‘Social Movements 2.0’, an article by Brendan Smith, Tim Costello, and Jeremy Brecher from Global Labor Strategies in the last issue of The Nation, presents a good, skeptical, and practically grounded take on the challenges facing online-assisted activism today.
They rightly point out that organizing 2.0 isn’t fundamentally different from organizing 1.0 in terms of the logics at play–social movements have always been about networking, the articulation of shared points of identification, and the definition of shared goals. What is different is that more and more social relations have technical components. The web is becoming a mundane technology, and just as we don’t distinguish between mail- and telephone-organizing, we shouldn’t distinguish between offline- and online organizing per se, but see off- and online pratices as modules that need to work together.
They also point to the fact that increasingly internet-assisted organizing is dependent on tools that are under a mixture of state and commercial control, control exercised mainly from the commanding heights of the post-industrial world, i.e., the U.S. and the European Union. That’s not a problem if a movement is engaged in non-transgressive action or is organizing against a technologically inept and resource-poor authoritarian regime. But if it is up against the powers that be in the Western world, the promise of online tools may be compromised (the article offers examples), and just as many movements in the past found it necessary to found their own papers and develop their own networks for the dissemination of mail, some movements will need to think about their potential dependence on Facebook and other corporate platforms.

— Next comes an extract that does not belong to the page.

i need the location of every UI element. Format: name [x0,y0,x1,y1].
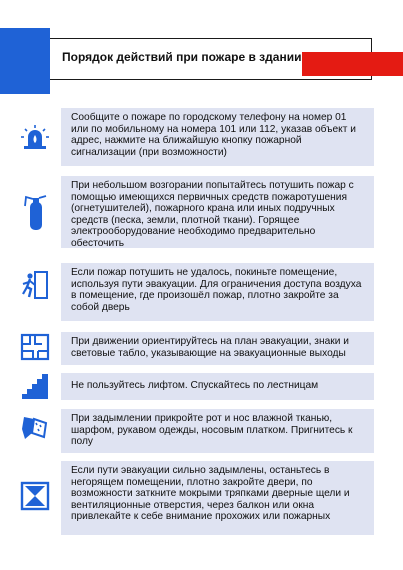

I like and respect the work of Clay Shirky, the main source for many of the five advantages of new media that they point out in the article. They basically are that various internet elements afford (1) group formation, (2) scale and amplification, (3) interactivity, (4) the destruction of hierarchies, and (5) low-cost organizing through cheap tools.
I will only add here, as I have argued before, that it is crucial to keep in mind that all five affordances are double-edged, in that they carry their own associated costs. Even if the barriers to entry are coming down, we have to recognize that they whole economics of communications seems to be changing, and that that involves new challenges as well as promises.
So what are the liabilities that come with the five affordances? (1) larger groups generates more internal communications, which requires processing or can generate problems and friction, and lower barriers to group-formation encourage fragmentation, why build a rainbow-coalition when we can apparently each have our own group with little overhead? (2) amplification generates more communication, which again face the limitations of the attention economy, (3) interactivity, and the expectation of interactivity, generates further transaction costs, (4) hierarchies and old heritage institutions, even within movements themselves, are unlikely to walk quietly into the night, and will fight back, generating new problems, and (5) cheap tools means that no one feels obliged to chose and stick to one platform, generating a curious form of fragmentation peculiar to cheap communications platforms, where people use multiple platforms at once without coordinating effectively.
This discussion is not about being a techno-utopian or a techno-pessimist, but about techno-realism, carefully considering the variable practical implications for organizing of our increasingly technically augmented social life.